Cash prizes, Arts Council bursaries, royalties and journalism kept Jacobson going through the 60s. But the life of a writer, with a growing family, was a tightrope walk. When Karl Miller was appointed to the Northcliffe chair at University College London in the mid-70s, he brought Jacobson into his entourage, as a lecturer. It was a happy change of direction. There was an inner pedagogue in Jacobson, only too glad to be released. As an academic, he was stern – particularly on bad writing and jargon, for which he had Orwellian distaste. Colleagues beguiled by his smiling bonhomie into asking him to look at their work in progress would recoil at the brutality of the Jacobson blue pencil.

A follower of FR Leavis by intellectual affiliation, he had little time for "theory". However experimental his fiction, his literary criticism was traditional and pragmatic. A selection, Adult Pleasures, was published in 1988. He believed – passionately – that scholarship mattered in the real world. His last PhD student was the lawyer Anthony Julius and it was (as Julius acknowledges), largely through Jacobson's tireless campaigning that Julius's TS Eliot, Anti-Semitism and Literary Form (1995), one of the most controversial critical books of the 90s, saw print.

At UCL, Jacobson was for some years a colleague of AS Byatt. As she recalls, the two of them would discuss whether the academic life was good for their fiction. She eventually decided not, and left. He stayed, becoming professor in 1986 and retiring as professor emeritus in 1994. His later fiction was carefully wrought and continued the lines of narrative exploration he had opened in the 70s.

UCL, the godless place in Gower Street, which had been set up, in large part, as a home for the spiritually uncomfortable, fitted Jacobson like a glove. Its open-mindedness encouraged monographs such as The Story of the Stories: The Chosen People and Its God (1982) – the Bible was, Jacobson always thought, the best novel ever written. In his travel writing, and memoirs, he settled his personal account with the country in which he was born (whose accent his speech never lost) and with Nazi-occupied Europe. "They would have killed us, if they could have got to South Africa," he mused, contemplating the exterminations in Vilnius and Heshel's fortuitous death.
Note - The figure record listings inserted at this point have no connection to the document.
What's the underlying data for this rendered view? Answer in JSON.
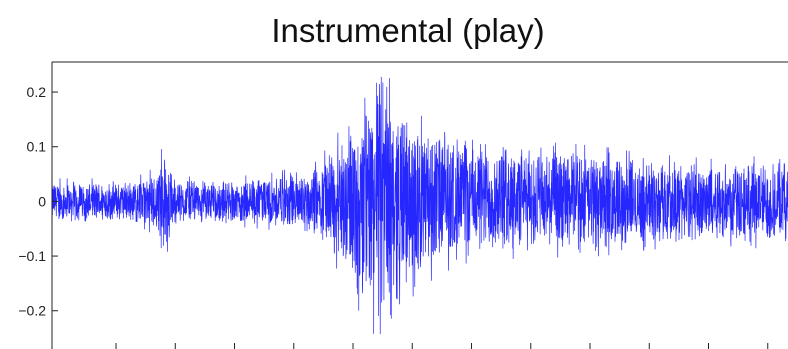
{
  "chart_data": {
    "type": "line",
    "title": "Instrumental (play)",
    "xlabel": "",
    "ylabel": "",
    "ylim": [
      -0.27,
      0.255
    ],
    "y_ticks": [
      -0.2,
      -0.1,
      0,
      0.1,
      0.2
    ],
    "y_tick_labels": [
      "−0.2",
      "−0.1",
      "0",
      "0.1",
      "0.2"
    ],
    "x_tick_count": 13,
    "x_tick_labels": [],
    "grid": false,
    "legend": "none",
    "series": [
      {
        "color": "#0000ff",
        "samples": 3600,
        "amplitude_envelope": [
          [
            0.0,
            0.04
          ],
          [
            0.05,
            0.04
          ],
          [
            0.1,
            0.04
          ],
          [
            0.13,
            0.05
          ],
          [
            0.15,
            0.08
          ],
          [
            0.17,
            0.045
          ],
          [
            0.22,
            0.04
          ],
          [
            0.3,
            0.05
          ],
          [
            0.36,
            0.07
          ],
          [
            0.4,
            0.14
          ],
          [
            0.42,
            0.2
          ],
          [
            0.44,
            0.255
          ],
          [
            0.45,
            0.27
          ],
          [
            0.47,
            0.2
          ],
          [
            0.5,
            0.15
          ],
          [
            0.55,
            0.12
          ],
          [
            0.6,
            0.11
          ],
          [
            0.65,
            0.1
          ],
          [
            0.7,
            0.1
          ],
          [
            0.75,
            0.095
          ],
          [
            0.8,
            0.085
          ],
          [
            0.85,
            0.08
          ],
          [
            0.9,
            0.075
          ],
          [
            0.95,
            0.08
          ],
          [
            1.0,
            0.08
          ]
        ],
        "dc_offset_envelope": [
          [
            0.0,
            0.0
          ],
          [
            0.5,
            0.0
          ],
          [
            0.56,
            0.01
          ],
          [
            0.62,
            0.005
          ],
          [
            0.75,
            0.0
          ],
          [
            1.0,
            -0.002
          ]
        ]
      }
    ]
  }
}
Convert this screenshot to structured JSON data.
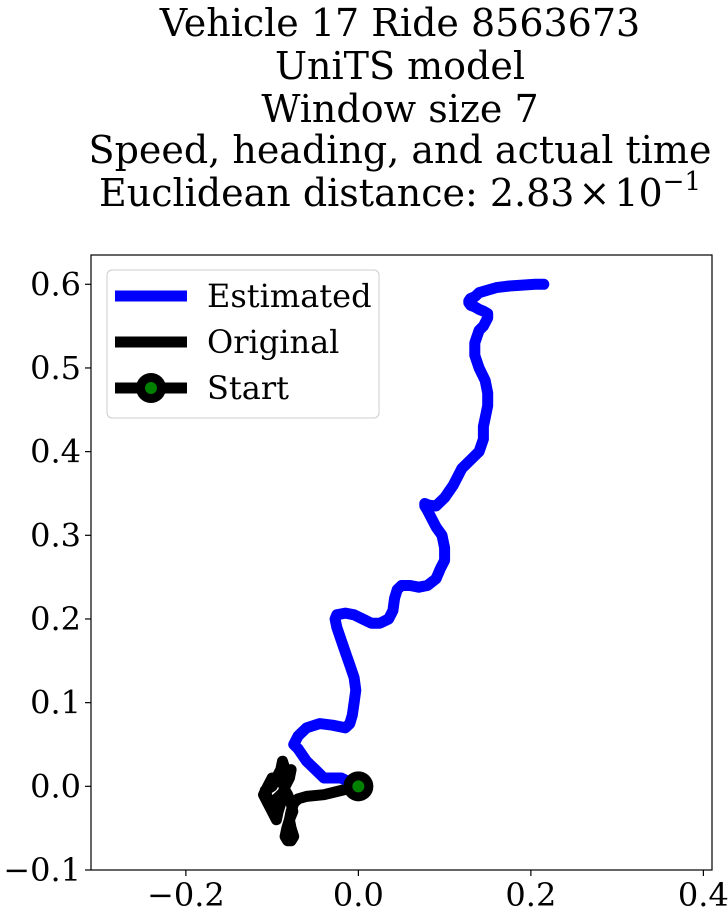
{
  "chart_data": {
    "type": "line",
    "title_lines": [
      "Vehicle 17 Ride 8563673",
      "UniTS model",
      "Window size 7",
      "Speed, heading, and actual time"
    ],
    "title_metric_prefix": "Euclidean distance: ",
    "title_metric_mantissa": "2.83",
    "title_metric_times": "×",
    "title_metric_base": "10",
    "title_metric_exponent": "−1",
    "xlabel": "",
    "ylabel": "",
    "xlim": [
      -0.31,
      0.41
    ],
    "ylim": [
      -0.1,
      0.635
    ],
    "xticks": [
      -0.2,
      0.0,
      0.2,
      0.4
    ],
    "xtick_labels": [
      "−0.2",
      "0.0",
      "0.2",
      "0.4"
    ],
    "yticks": [
      -0.1,
      0.0,
      0.1,
      0.2,
      0.3,
      0.4,
      0.5,
      0.6
    ],
    "ytick_labels": [
      "−0.1",
      "0.0",
      "0.1",
      "0.2",
      "0.3",
      "0.4",
      "0.5",
      "0.6"
    ],
    "grid": false,
    "legend_position": "top-left",
    "legend": [
      "Estimated",
      "Original",
      "Start"
    ],
    "series": [
      {
        "name": "Estimated",
        "color": "#0000ff",
        "x": [
          0.0,
          -0.02,
          -0.04,
          -0.05,
          -0.06,
          -0.07,
          -0.075,
          -0.07,
          -0.06,
          -0.045,
          -0.03,
          -0.015,
          -0.01,
          -0.007,
          -0.005,
          -0.003,
          -0.005,
          -0.01,
          -0.015,
          -0.02,
          -0.025,
          -0.027,
          -0.025,
          -0.015,
          -0.005,
          0.005,
          0.015,
          0.025,
          0.035,
          0.04,
          0.042,
          0.045,
          0.05,
          0.06,
          0.07,
          0.08,
          0.09,
          0.095,
          0.1,
          0.1,
          0.097,
          0.09,
          0.085,
          0.08,
          0.077,
          0.077,
          0.082,
          0.09,
          0.1,
          0.11,
          0.115,
          0.12,
          0.13,
          0.14,
          0.145,
          0.145,
          0.148,
          0.15,
          0.15,
          0.147,
          0.14,
          0.135,
          0.135,
          0.14,
          0.145,
          0.15,
          0.15,
          0.145,
          0.14,
          0.135,
          0.13,
          0.128,
          0.128,
          0.13,
          0.135,
          0.14,
          0.15,
          0.16,
          0.175,
          0.19,
          0.205,
          0.215
        ],
        "y": [
          0.0,
          0.01,
          0.01,
          0.02,
          0.03,
          0.045,
          0.05,
          0.06,
          0.07,
          0.075,
          0.073,
          0.07,
          0.075,
          0.085,
          0.1,
          0.115,
          0.13,
          0.145,
          0.16,
          0.175,
          0.19,
          0.2,
          0.205,
          0.207,
          0.205,
          0.2,
          0.195,
          0.195,
          0.2,
          0.21,
          0.225,
          0.235,
          0.24,
          0.24,
          0.238,
          0.24,
          0.248,
          0.26,
          0.27,
          0.285,
          0.3,
          0.31,
          0.32,
          0.33,
          0.335,
          0.338,
          0.336,
          0.335,
          0.345,
          0.36,
          0.37,
          0.38,
          0.39,
          0.4,
          0.415,
          0.43,
          0.445,
          0.455,
          0.47,
          0.485,
          0.5,
          0.515,
          0.53,
          0.545,
          0.55,
          0.56,
          0.565,
          0.568,
          0.57,
          0.573,
          0.575,
          0.578,
          0.58,
          0.583,
          0.585,
          0.59,
          0.593,
          0.596,
          0.598,
          0.599,
          0.6,
          0.6
        ]
      },
      {
        "name": "Original",
        "color": "#000000",
        "x": [
          0.0,
          -0.02,
          -0.04,
          -0.06,
          -0.07,
          -0.075,
          -0.078,
          -0.08,
          -0.078,
          -0.075,
          -0.078,
          -0.082,
          -0.085,
          -0.083,
          -0.08,
          -0.076,
          -0.078,
          -0.082,
          -0.085,
          -0.09,
          -0.095,
          -0.1,
          -0.105,
          -0.108,
          -0.1,
          -0.095,
          -0.09,
          -0.088,
          -0.085,
          -0.083,
          -0.085,
          -0.088,
          -0.09,
          -0.093,
          -0.095,
          -0.1,
          -0.105,
          -0.11,
          -0.105,
          -0.1,
          -0.09,
          -0.085,
          -0.08,
          -0.078
        ],
        "y": [
          0.0,
          -0.005,
          -0.01,
          -0.012,
          -0.015,
          -0.02,
          -0.03,
          -0.04,
          -0.05,
          -0.06,
          -0.065,
          -0.065,
          -0.06,
          -0.05,
          -0.04,
          -0.03,
          -0.02,
          -0.01,
          -0.005,
          -0.01,
          -0.015,
          -0.02,
          -0.015,
          -0.005,
          0.0,
          0.01,
          0.02,
          0.03,
          0.02,
          0.01,
          0.0,
          -0.01,
          -0.02,
          -0.03,
          -0.04,
          -0.03,
          -0.02,
          -0.01,
          0.0,
          0.01,
          0.005,
          0.0,
          0.01,
          0.02
        ]
      }
    ],
    "start": {
      "name": "Start",
      "x": 0.0,
      "y": 0.0,
      "marker_color": "#008000",
      "edge_color": "#000000"
    }
  }
}
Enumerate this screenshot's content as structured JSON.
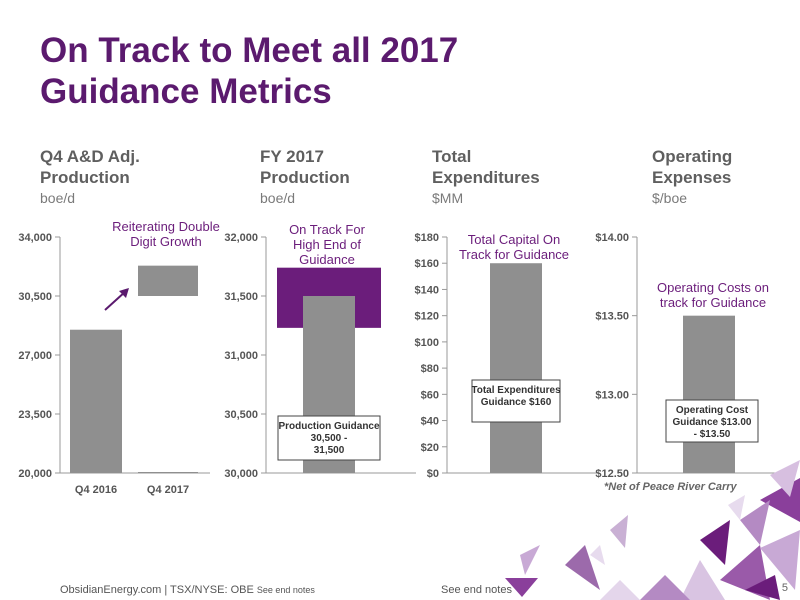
{
  "slide": {
    "title": "On Track to Meet all 2017 Guidance Metrics",
    "note": "*Net of Peace River Carry",
    "footer_left": "ObsidianEnergy.com | TSX/NYSE: OBE",
    "footer_notes_left": "See end notes",
    "footer_notes_center": "See end notes",
    "page_number": "5",
    "colors": {
      "title": "#5b1a6e",
      "bar": "#8f8f8f",
      "band": "#6b1d7b",
      "label": "#6b1d7b"
    }
  },
  "panels": [
    {
      "heading": "Q4 A&D Adj. Production",
      "unit": "boe/d"
    },
    {
      "heading": "FY 2017 Production",
      "unit": "boe/d"
    },
    {
      "heading": "Total Expenditures",
      "unit": "$MM"
    },
    {
      "heading": "Operating Expenses",
      "unit": "$/boe"
    }
  ],
  "chart_data": [
    {
      "type": "bar",
      "categories": [
        "Q4 2016",
        "Q4 2017"
      ],
      "ylim": [
        20000,
        34000
      ],
      "yticks": [
        "20,000",
        "23,500",
        "27,000",
        "30,500",
        "34,000"
      ],
      "series": [
        {
          "values": [
            28500,
            20000
          ]
        }
      ],
      "ranges": [
        {
          "category": "Q4 2017",
          "low": 30500,
          "high": 32300
        }
      ],
      "annotation": "Reiterating Double Digit Growth"
    },
    {
      "type": "bar",
      "ylim": [
        30000,
        32000
      ],
      "yticks": [
        "30,000",
        "30,500",
        "31,000",
        "31,500",
        "32,000"
      ],
      "series": [
        {
          "values": [
            31500
          ]
        }
      ],
      "ranges": [
        {
          "low": 31230,
          "high": 31740
        }
      ],
      "annotation": "On Track For High End of Guidance",
      "callout": "Production Guidance 30,500 - 31,500"
    },
    {
      "type": "bar",
      "ylim": [
        0,
        180
      ],
      "yticks": [
        "$0",
        "$20",
        "$40",
        "$60",
        "$80",
        "$100",
        "$120",
        "$140",
        "$160",
        "$180"
      ],
      "series": [
        {
          "values": [
            160
          ]
        }
      ],
      "annotation": "Total Capital On Track for Guidance",
      "callout": "Total Expenditures Guidance $160"
    },
    {
      "type": "bar",
      "ylim": [
        12.5,
        14.0
      ],
      "yticks": [
        "$12.50",
        "$13.00",
        "$13.50",
        "$14.00"
      ],
      "series": [
        {
          "values": [
            13.5
          ]
        }
      ],
      "annotation": "Operating Costs on track for Guidance",
      "callout": "Operating Cost Guidance $13.00 - $13.50"
    }
  ]
}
There was always a rueful melancholy, stiffened by irony and leavened by humour about him. He chose, on being appointed professor, to give his inaugural lecture on Thomas Hardy's poetry – and, as always, contrived to extract a laugh or two from this gloomiest of authors. One of the images that recurs in his writing is the pit, or abyss – sometimes it materialises into the vast black holes left by the Kimberley diamond excavations of his childhood.

It was on Jacobson's first trip to London, in February, 1950 that he wrote down his impressions of the post war landscape of the victorious country. This quote is actually David Kynaston quoting Jacobson from Kynaston's Austerity Britain 1945-1951 (2010):

...bus tickets and torn newspapers blew down the streets or lay in white heaps in the parks; cats bred in the bomb-sites, where people flung old shoes, tin cans, and cardboard boxes...

The excellent obituary we began with mentions lastly that Dan Jacobson was:

..... paradoxically... revered by his colleagues for his cheerfulness. He was the best raconteur and joke-teller in the department and good company to the very end.

The obituary fails here, for outward cheerfulness contrasted with a stern inner gaze at reality, is not paradoxical, to students of human nature.